Journalists: Broadcast-quality soundbites are in the downloads at the end of the post along with b-roll video of a Mayo Clinic infusion center. Please courtesy: "Steve Rasmusson / Construction Manager / Mayo Clinic"

"We're up on the fifth floor of the Generose Building. It's a shell space that was selected as an area to provide immunizations for the upcoming COVID-19 vaccine," explains Rasmusson. "Obviously when it's a shell space, … it hasn't been used. This is a recent build-out, and, so, there were a lot of infrastructure needs: electrical and low-voltage, the wireless access points that were not here."

Beyond the construction needs for the space, Rasmusson says a design team worked with Administration and Nursing Administration to understand their needs.

"As it's being built out, keeping in mind the social distancing required adequate spacing and trying to minimize the cross flow of traffic," says Rasmusson.

Construction took just two weeks to complete, and the new space is ready for hospital staff to begin bringing in materials needed for COVD-19 vaccinations.

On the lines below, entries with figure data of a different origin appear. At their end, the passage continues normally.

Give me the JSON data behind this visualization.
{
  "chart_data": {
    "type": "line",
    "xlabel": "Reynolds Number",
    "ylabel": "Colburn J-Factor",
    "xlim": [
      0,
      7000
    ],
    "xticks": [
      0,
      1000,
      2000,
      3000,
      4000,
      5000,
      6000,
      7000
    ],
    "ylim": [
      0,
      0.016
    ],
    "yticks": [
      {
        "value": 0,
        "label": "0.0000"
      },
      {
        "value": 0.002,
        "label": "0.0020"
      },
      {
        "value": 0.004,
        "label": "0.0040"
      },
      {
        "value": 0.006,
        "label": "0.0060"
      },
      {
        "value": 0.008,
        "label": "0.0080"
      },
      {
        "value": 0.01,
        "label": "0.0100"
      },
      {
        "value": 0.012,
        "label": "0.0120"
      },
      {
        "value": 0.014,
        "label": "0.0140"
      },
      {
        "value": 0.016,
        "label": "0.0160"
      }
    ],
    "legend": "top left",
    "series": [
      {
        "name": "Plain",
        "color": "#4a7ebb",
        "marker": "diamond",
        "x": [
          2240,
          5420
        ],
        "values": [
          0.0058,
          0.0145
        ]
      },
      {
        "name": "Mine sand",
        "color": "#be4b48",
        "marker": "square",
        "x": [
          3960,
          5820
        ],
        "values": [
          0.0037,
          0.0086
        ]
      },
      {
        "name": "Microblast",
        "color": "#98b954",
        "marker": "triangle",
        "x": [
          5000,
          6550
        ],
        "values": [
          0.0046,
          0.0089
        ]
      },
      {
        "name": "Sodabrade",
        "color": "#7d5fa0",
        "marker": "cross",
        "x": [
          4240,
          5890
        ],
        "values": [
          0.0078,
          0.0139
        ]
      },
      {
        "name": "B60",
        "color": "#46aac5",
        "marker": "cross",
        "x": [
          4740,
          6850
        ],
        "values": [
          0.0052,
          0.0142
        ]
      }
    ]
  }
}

Rasmusson says it took a team effort to complete the space in such a short time.

"I lend credit to a lot of my colleagues between the design team, the project managers who worked with Administration and Nursing Administration to understand what their needs were, as well as my colleagues ― the contractors themselves ― who were doing all of the hard work and understanding it. So really a hat tip to everyone," says Rasmusson.

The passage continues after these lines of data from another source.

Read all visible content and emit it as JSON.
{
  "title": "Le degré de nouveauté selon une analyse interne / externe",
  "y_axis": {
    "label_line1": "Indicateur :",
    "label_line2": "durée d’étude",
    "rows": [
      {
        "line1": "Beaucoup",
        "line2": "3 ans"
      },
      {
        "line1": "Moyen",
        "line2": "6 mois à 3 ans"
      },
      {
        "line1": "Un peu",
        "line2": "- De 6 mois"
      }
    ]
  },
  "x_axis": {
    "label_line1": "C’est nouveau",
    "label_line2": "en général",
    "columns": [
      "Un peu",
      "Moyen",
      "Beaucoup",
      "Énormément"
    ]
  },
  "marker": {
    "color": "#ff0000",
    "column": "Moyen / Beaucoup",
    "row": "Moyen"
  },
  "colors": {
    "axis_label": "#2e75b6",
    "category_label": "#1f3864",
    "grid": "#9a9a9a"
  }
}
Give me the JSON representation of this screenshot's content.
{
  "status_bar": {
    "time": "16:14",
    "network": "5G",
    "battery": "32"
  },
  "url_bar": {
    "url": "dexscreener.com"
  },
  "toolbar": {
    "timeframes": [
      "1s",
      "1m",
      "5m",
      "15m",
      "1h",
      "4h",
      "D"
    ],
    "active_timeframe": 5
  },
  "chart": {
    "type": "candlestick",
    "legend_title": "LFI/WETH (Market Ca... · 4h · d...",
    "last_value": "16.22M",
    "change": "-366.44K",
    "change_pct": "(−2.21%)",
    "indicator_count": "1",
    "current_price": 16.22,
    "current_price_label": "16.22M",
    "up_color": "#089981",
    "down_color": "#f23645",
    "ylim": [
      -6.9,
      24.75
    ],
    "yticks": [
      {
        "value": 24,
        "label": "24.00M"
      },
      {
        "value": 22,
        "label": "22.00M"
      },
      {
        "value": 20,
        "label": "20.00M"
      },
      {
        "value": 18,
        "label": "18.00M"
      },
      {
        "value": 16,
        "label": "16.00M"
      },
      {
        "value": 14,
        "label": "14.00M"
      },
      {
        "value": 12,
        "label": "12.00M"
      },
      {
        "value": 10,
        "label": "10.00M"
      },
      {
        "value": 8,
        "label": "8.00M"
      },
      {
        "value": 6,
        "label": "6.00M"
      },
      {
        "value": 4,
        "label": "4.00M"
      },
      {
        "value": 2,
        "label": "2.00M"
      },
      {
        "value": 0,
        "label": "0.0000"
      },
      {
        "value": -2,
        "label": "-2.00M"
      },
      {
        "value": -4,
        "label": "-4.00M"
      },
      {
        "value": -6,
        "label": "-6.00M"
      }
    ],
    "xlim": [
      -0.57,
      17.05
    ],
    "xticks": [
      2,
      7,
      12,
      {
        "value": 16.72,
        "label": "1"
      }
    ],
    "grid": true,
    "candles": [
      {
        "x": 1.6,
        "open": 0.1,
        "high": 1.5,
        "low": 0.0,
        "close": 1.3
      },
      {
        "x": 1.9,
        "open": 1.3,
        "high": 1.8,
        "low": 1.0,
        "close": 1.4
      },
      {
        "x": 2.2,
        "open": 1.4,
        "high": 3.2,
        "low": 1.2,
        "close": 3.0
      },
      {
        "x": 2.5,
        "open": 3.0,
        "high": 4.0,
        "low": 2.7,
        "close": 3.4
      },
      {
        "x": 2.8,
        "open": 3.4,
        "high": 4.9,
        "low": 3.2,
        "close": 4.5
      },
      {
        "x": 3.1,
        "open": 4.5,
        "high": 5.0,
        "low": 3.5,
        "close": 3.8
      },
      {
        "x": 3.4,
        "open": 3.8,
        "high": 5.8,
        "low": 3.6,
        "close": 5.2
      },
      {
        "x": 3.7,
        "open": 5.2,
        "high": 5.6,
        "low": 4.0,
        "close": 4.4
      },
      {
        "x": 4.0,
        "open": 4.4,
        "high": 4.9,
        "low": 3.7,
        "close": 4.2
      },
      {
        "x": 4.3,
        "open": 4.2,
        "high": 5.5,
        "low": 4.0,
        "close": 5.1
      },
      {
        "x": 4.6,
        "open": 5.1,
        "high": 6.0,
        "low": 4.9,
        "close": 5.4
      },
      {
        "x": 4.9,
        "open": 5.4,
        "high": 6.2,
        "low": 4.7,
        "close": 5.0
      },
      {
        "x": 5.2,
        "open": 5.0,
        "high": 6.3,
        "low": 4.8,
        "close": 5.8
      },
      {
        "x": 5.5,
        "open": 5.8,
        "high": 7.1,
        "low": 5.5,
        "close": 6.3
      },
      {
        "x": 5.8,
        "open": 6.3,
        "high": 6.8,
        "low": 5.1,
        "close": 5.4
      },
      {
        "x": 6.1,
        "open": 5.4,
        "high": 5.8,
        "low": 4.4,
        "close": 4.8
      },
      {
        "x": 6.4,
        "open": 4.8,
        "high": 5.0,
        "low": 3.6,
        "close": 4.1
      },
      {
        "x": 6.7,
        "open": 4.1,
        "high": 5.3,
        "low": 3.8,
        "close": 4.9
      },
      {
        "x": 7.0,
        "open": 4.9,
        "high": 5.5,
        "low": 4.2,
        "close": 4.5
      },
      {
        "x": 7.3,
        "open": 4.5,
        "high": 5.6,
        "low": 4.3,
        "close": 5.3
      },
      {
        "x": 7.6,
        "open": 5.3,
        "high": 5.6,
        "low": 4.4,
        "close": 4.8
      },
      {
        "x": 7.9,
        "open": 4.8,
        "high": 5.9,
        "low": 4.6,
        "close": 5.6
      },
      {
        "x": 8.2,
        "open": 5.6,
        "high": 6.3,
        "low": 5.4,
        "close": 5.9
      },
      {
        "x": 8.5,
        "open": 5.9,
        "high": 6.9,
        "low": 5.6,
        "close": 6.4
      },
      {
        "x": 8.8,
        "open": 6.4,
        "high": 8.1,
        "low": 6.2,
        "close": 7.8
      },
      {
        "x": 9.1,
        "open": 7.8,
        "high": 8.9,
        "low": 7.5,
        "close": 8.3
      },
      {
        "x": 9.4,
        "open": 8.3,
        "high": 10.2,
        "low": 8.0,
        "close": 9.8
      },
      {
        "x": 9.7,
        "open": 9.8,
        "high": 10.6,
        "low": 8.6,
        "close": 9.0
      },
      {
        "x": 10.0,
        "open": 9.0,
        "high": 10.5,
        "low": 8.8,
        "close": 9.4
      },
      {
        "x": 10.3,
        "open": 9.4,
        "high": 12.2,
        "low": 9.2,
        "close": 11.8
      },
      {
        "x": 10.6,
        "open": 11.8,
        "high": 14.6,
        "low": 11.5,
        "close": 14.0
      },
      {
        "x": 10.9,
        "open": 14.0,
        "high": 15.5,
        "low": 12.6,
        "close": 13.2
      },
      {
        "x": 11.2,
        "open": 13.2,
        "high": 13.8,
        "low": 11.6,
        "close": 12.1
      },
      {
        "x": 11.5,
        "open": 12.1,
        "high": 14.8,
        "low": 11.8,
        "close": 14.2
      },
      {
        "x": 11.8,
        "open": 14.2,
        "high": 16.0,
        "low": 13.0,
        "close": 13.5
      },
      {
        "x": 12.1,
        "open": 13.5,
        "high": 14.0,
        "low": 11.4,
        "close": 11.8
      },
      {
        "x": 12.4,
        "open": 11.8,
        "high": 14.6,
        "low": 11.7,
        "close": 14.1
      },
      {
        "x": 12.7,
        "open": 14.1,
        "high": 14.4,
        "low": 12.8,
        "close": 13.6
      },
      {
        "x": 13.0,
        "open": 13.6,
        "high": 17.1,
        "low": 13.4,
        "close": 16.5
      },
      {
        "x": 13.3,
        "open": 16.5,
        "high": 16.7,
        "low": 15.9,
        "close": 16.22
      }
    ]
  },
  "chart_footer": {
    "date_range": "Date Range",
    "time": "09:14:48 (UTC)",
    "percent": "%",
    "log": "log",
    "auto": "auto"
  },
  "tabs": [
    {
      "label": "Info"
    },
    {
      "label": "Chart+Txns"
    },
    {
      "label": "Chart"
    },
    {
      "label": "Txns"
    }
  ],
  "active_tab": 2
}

Information in this post was accurate at the time of its posting. Due to the fluid nature of the COVID-19 pandemic, scientific understanding, along with guidelines and recommendations, may have changed since the original publication date

For everyone's safety, Mayo Clinic has strict masking policies in place. Anyone shown without a mask was recorded prior to COVID-19 or recorded in an area not designated for patient care, where social distancing and other safety protocols were followed.